Willie skated up to a cafe that doubled as an ice cream parlor and let Sheldon down on the ground. He hooked a leash to the cat’s collar but let it drag along the ground, knowing he would be followed. Entering the cafe, he sat at a table and leaned on its surface in exhaustion.
The night before already felt like so long ago. He’d spent all day debating whether it was smart to skate along the highway because it was an easier route to follow, or if he should take some back roads because they had less traffic and likely no cops. Seeing that shed light up was unforgettable. Willie hadn’t watched too many movies since he’d lost his memories, but it was a moment that had definitely felt like he was in one. Did he count as a fugitive now? He sort of liked the flavor of mystery and adventure that came with it.
Sheldon was up on his hind legs, pawing at Willie’s knees to let him climb up. Sitting back so his cat could leap into his lap, Willie cradled him with one arm. He thought about getting some ice cream and realized that he already missed the chamoy candy from Escobar’s bodega. It would’ve been nice to have a few more snacks on him. He’d get something in a little bit - standing up was going to make him feel sore.
He wondered how Alex was doing.

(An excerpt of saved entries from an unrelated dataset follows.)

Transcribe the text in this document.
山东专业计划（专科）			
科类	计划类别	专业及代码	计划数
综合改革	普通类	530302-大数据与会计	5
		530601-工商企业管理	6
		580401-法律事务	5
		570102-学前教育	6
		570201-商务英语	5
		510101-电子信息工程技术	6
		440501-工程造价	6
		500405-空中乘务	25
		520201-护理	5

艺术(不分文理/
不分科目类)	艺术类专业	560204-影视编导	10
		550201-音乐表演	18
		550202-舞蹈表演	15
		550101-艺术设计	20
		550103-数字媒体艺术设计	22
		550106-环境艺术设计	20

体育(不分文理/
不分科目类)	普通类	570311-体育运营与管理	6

He’d chosen to go to L.A. in the hopes of at least finding him and the rest of his friends. That sense of closeness and familiarity that Willie had felt when they were at the Pearl had become everything to him. Even Julie and Flynn would be great to meet again - in fact, he wished he could give them something in return for allowing him the second chance he’d needed to find Alex. Then he could figure out where to go from there.
Finally getting up from his seat, he approached the counter for some ice cream, leaving Sheldon held down by putting a chair leg through the leash handle. A girl who looked too young to be working there came to serve him.
“Hi, what can I get for you?” she said politely.
Willie looked down at all the flavors underneath the glass. What he wanted to do was climb inside and get the cool-off he really needed.
“Uhhh...how about the - ” his eyes narrowed to be sure he was getting it right. “ - the swass?” As far as he could see it claimed to be a white chocolate flavor with cayenne pepper in it. He’d never heard of a spicy ice cream before.
The girl giggled behind the glass.
“How many scoops?” she asked, barely containing laughter.
“Two scoops, in a waffle cone,” he said, watching as she got it prepared. “What’s so funny?”
They traded hands as she gave him the cone and he gave her cash.
“Swass is short for sweaty ass. It’s a summer special.”
Willie snorted and laughed along with her.
“Nice!” he said, pointing a finger to accentuate the word. She held a handful of coins out to him. “Don’t worry about it, keep the change.”
Mood now lifted by his ‘swass’ ice cream (which was surprisingly delicious once he began licking it), he went back to the table. Sheldon kept watching him, eyes hungry for the unfamiliar substance. Willie watched in mild entertainment for a moment as he continued eating. Then he got the idea to move the ice cream around, seeing Sheldon’s eyes follow wherever it went. It made him giggle.
Holding the cone within reach of Sheldon’s face, he let the cat sniff at it for a moment before daring to take a lick. After a few more licks, Sheldon sat back with his mouth wide open in shock, and Willie felt bad for laughing.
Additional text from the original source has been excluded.